Et soudain cinq minutes avant le début du spectacle, non
le spectateur n'a jamais le trac, mais un doute s'immisce : ces
élaborations si stimulantes, ce puzzle de l'univers peyretien
que chacun s'est évertué à reconstituer, ces
concepts si proches du projet d'oeuvre d'art total, seront-ils décodables
par l'amateur de théâtre
de Strasbourg qui maintenant prend place sur les bancs minimalistes
et un peu raides du Studio Kablé. Est-il, l'amateur de théâtre,
également amateur d'Ovide,
de Sir Golding, de Shakespeare, d'Heiner Müller, d'Einstein,
de Poincaré, de Prusiner, de Godard, de Prochiantz, de Turing
? a t-il bien lu avant de venir, l'autobiographie de Jean François
Peyret, la série des playletters, le site
web tentaculaire où s'inscrivent depuis plusieurs années
les expérimentations de Tf2 ?
Et si peut-être ce n'était pas le cas, et si peut-être
il n'avait jamais entendu parler de Jean François Peyret
- qui n'est pas Thierry Ardisson - si l'amateur de théâtre
qui venait là ce soir en amateur ne comprenait pas ce qui
a à ce point enchanté les playwriters, s'il n'y avait
là dans ce "théâtre de recherche"
que décrit Pierre Lauret, qu'un spectacle pour initiés
et pour eux seuls...?
Alors
le trouble s'installe un petit moment, car quand le jeu commence,
on perçoit bien un petit flottement dans les rangs des amateurs
de théâtre. Les regards ne savent pas d'abord vraiment
où se fixer, ni les oreilles comment s'orienter. Et quand
il devient clair que deux histoires se déroulent parallèlement,
ce dont à ce stade la logique ne s'impose pas, les esprits
aussi sont probablement un peu hébétés. On
peut même imaginer un moment de frustration , de regret, le
sentiment connu par ailleurs, l'impression de s'être trompé
de côté, d'avoir le mauvais jeu. A est de toute évidence
différent de B. Et au cours des premières minutes,
les amateurs de théâtre du plateau A rient moins que
les amateurs de théâtre du plateau B... Les amateurs
de théâtre du plateau B se divertissent en effet plus
devant ce qui ressemble vaguement à une émission scientifique
à la télévision - tout en ayant l'intuition,
à entendre quelques bruits sourds et quelques déclamations
qu'un drame majeur se passe à leur insu sur le plateau voisin
B.
L'amateur de théâtre tend l'oreille et écarquille
les yeux pour tenter d'en savoir plus. A travers quelques interstices
se devine sans être vraiment visible, ni réellement
audible, un au-delà derrière l'épaisse et fameuse
"membrane" de l'hypoténuse pythagoricienne, scindant
symétriquement la salle en deux entités A et B et
déjà mentionnée dans la playletter
n°1.
Le dispositif scénographique central de Nicky Rieti, multicouches,
assemblage prosaïque et sur 4 rangées de sangles élastiques
blanches le divertit beaucoup d'ailleurs. Peut être trop.

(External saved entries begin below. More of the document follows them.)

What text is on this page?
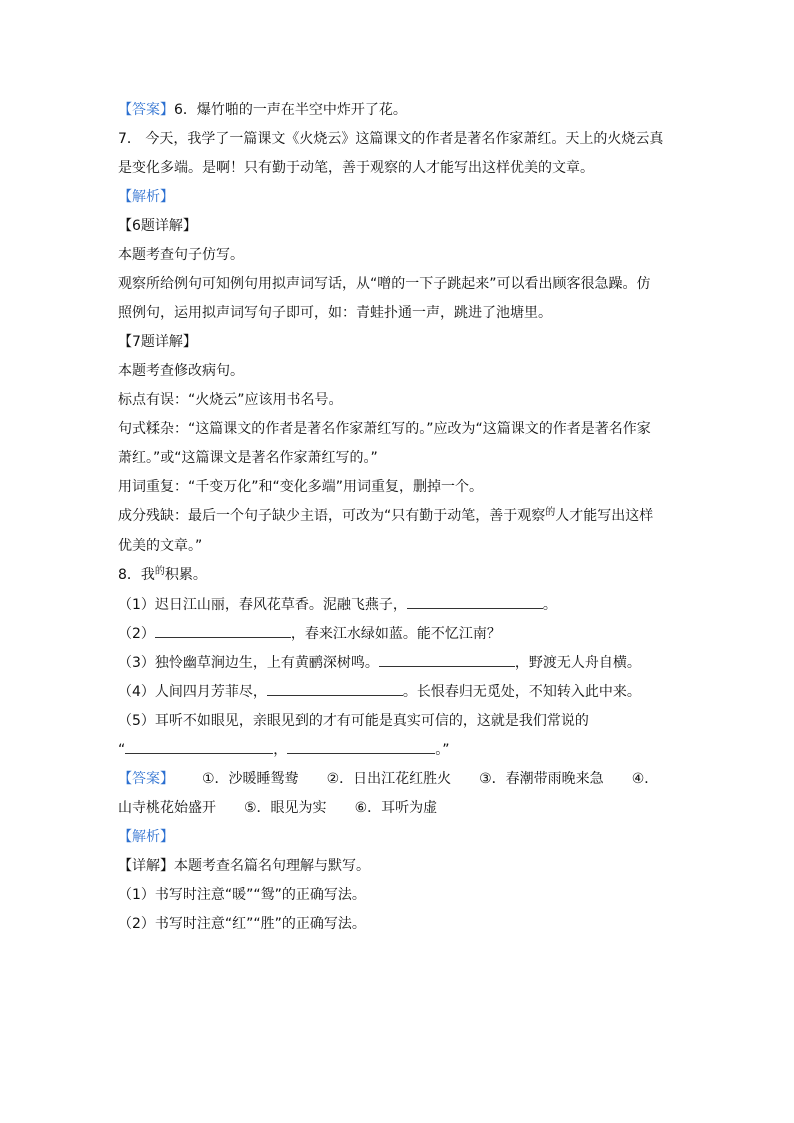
【答案】6．爆竹啪的一声在半空中炸开了花。

7． 今天，我学了一篇课文《火烧云》这篇课文的作者是著名作家萧红。天上的火烧云真

是变化多端。是啊！只有勤于动笔，善于观察的人才能写出这样优美的文章。

【解析】

【6题详解】

本题考查句子仿写。

观察所给例句可知例句用拟声词写话，从“噌的一下子跳起来”可以看出顾客很急躁。仿

照例句，运用拟声词写句子即可，如：青蛙扑通一声，跳进了池塘里。

【7题详解】

本题考查修改病句。

标点有误：“火烧云”应该用书名号。

句式糅杂：“这篇课文的作者是著名作家萧红写的。”应改为“这篇课文的作者是著名作家

萧红。”或“这篇课文是著名作家萧红写的。”

用词重复：“千变万化”和“变化多端”用词重复，删掉一个。

成分残缺：最后一个句子缺少主语，可改为“只有勤于动笔，善于观察$^的$人才能写出这样

优美的文章。”

8．我$^的$积累。

（1）迟日江山丽，春风花草香。泥融飞燕子，	。

（2）	，春来江水绿如蓝。能不忆江南？

（3）独怜幽草涧边生，上有黄鹂深树鸣。	，野渡无人舟自横。

（4）人间四月芳菲尽，	。长恨春归无觅处，不知转入此中来。

（5）耳听不如眼见，亲眼见到的才有可能是真实可信的，这就是我们常说的

“	，	。”

【答案】 ①．沙暖睡鸳鸯 ②．日出江花红胜火 ③．春潮带雨晚来急 ④．

山寺桃花始盛开 ⑤．眼见为实 ⑥．耳听为虚

【解析】

【详解】本题考查名篇名句理解与默写。

（1）书写时注意“暖”“鸳”的正确写法。

（2）书写时注意“红”“胜”的正确写法。
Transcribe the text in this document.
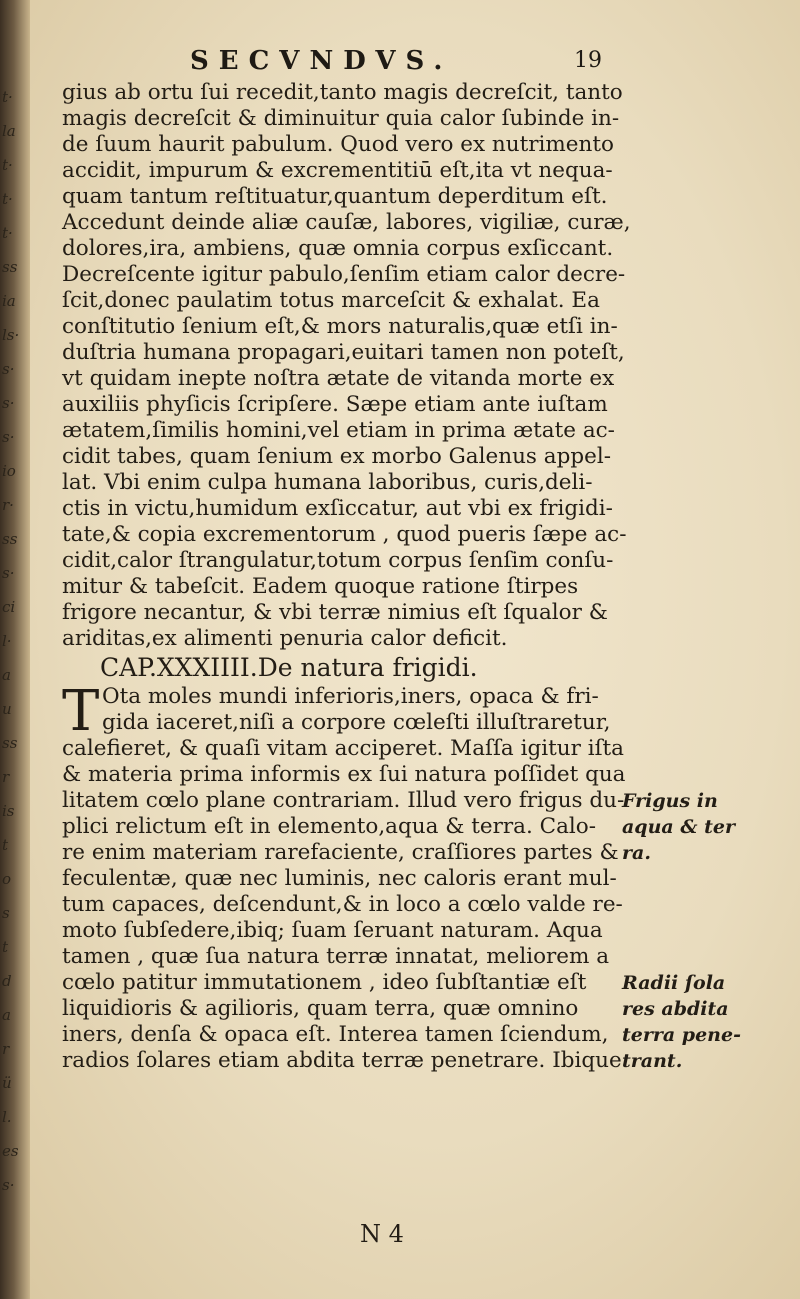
t·
la
t·
t·
t·
ss
ia
ls·
s·
s·
s·
io
r·
ss
s·
ci
l·
a
u
ss
r
is
t
o
s
t
d
a
r
ü
l.
es
s·
SECVNDVS.	19
gius ab ortu ſui recedit,tanto magis decreſcit, tanto
magis decreſcit & diminuitur quia calor ſubinde in-
de ſuum haurit pabulum. Quod vero ex nutrimento
accidit, impurum & excrementitiū eſt,ita vt nequa-
quam tantum reſtituatur,quantum deperditum eſt.
Accedunt deinde aliæ cauſæ, labores, vigiliæ, curæ,
dolores,ira, ambiens, quæ omnia corpus exſiccant.
Decreſcente igitur pabulo,ſenſim etiam calor decre-
ſcit,donec paulatim totus marceſcit & exhalat. Ea
conſtitutio ſenium eſt,& mors naturalis,quæ etſi in-
duſtria humana propagari,euitari tamen non poteſt,
vt quidam inepte noſtra ætate de vitanda morte ex
auxiliis phyſicis ſcripſere. Sæpe etiam ante iuſtam
ætatem,ſimilis homini,vel etiam in prima ætate ac-
cidit tabes, quam ſenium ex morbo Galenus appel-
lat. Vbi enim culpa humana laboribus, curis,deli-
ctis in victu,humidum exſiccatur, aut vbi ex frigidi-
tate,& copia excrementorum , quod pueris ſæpe ac-
cidit,calor ſtrangulatur,totum corpus ſenſim conſu-
mitur & tabeſcit. Eadem quoque ratione ſtirpes
frigore necantur, & vbi terræ nimius eſt ſqualor &
ariditas,ex alimenti penuria calor deficit.
CAP.XXXIIII.De natura frigidi.
T Ota moles mundi inferioris,iners, opaca & fri-
gida iaceret,niſi a corpore cœleſti illuſtraretur,
calefieret, & quaſi vitam acciperet. Maſſa igitur iſta
& materia prima informis ex ſui natura poſſidet qua
litatem cœlo plane contrariam. Illud vero frigus du-
plici relictum eſt in elemento,aqua & terra. Calo-
re enim materiam rarefaciente, craſſiores partes &
feculentæ, quæ nec luminis, nec caloris erant mul-
tum capaces, deſcendunt,& in loco a cœlo valde re-
moto ſubſedere,ibiq; ſuam ſeruant naturam. Aqua
tamen , quæ ſua natura terræ innatat, meliorem a
cœlo patitur immutationem , ideo ſubſtantiæ eſt
liquidioris & agilioris, quam terra, quæ omnino
iners, denſa & opaca eſt. Interea tamen ſciendum,
radios ſolares etiam abdita terræ penetrare. Ibique
Frigus in
aqua & ter
ra.
Radii ſola
res abdita
terra pene-
trant.
N 4
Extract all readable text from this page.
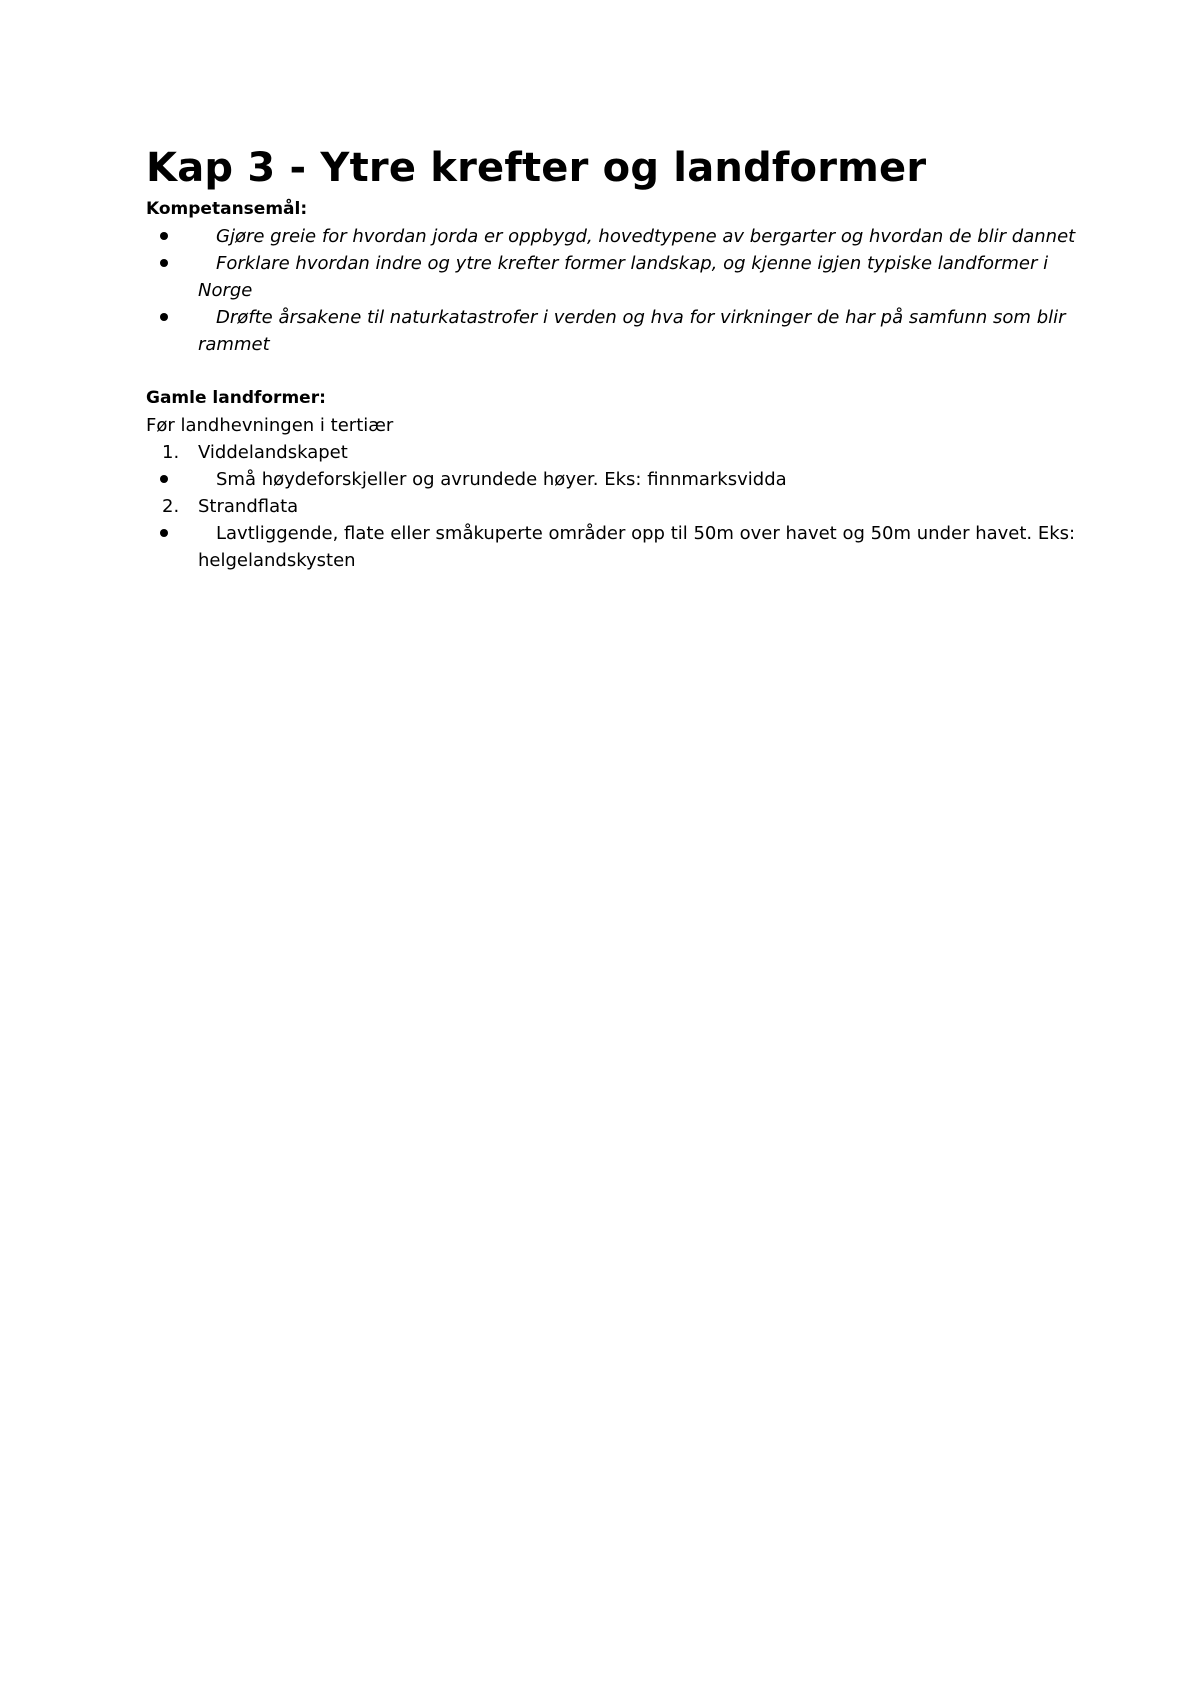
Kap 3 - Ytre krefter og landformer
Kompetansemål:
Gjøre greie for hvordan jorda er oppbygd, hovedtypene av bergarter og hvordan de blir dannet
Forklare hvordan indre og ytre krefter former landskap, og kjenne igjen typiske landformer i Norge
Drøfte årsakene til naturkatastrofer i verden og hva for virkninger de har på samfunn som blir rammet
Gamle landformer:
Før landhevningen i tertiær
1. Viddelandskapet
Små høydeforskjeller og avrundede høyer. Eks: finnmarksvidda
2. Strandflata
Lavtliggende, flate eller småkuperte områder opp til 50m over havet og 50m under havet. Eks: helgelandskysten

Il le distrait alors qu'il ferait mieux de s'intéresser à
ce pour quoi il est venu, à savoir aux récits des
Métamorphoses d'Ovide, en version bilingue et stéréophonique,
que les comédiens enchaînent malgré de nombreuses
interruptions, tout au long de la soirée.
Interruptions
de jeu, dues manifestement à cet écran central sur
lequel sont projetées quand elles ne s'écrasent pas
au sol les images déformées, hybridées, solarisées
des acteurs. Rien de tel pour fasciner de jeunes comédiens
qui rêvent de crever l'écran. Sans cesse ils s'y égarent,
infiltrent la membrane, s'y accrochent, s'y confondent avec les
images. Mais le plus maladroit, (et le plus respectable par son
âge) sans doute gêné par sa haute taille se prenant
les pieds dans les sangles, s'y écrase.
En
réalité l'amateur de théâtre s'habitue
très vite à cette histoire dissymétrique et
décousue. Ça pourrait être la sienne après
tout. Moderne, que ce soit au théâtre ou ailleurs,
rien ne l'étonne plus; il rentre très bien lui aussi
dans ce jeu de zapping qu'il n'est peut-être pas indispensable
de déchiffrer in extenso. D'ailleurs tout va très
vite.
Soudain la membrane se fissure. A et B s'additionnent. Le mystère
se dissipe : l'envers du décor, ce ne sont en fait que les
têtes d'autres amateurs de théâtre, des clones
en vis à vis alignés sur une rangée de bancs
en tout point similaires en A et en B; dans l'entre-deux quelques
comédiens en chaussettes et des violonistes impassibles s'évertuent
à combler et à enchanter le vide interstitiel.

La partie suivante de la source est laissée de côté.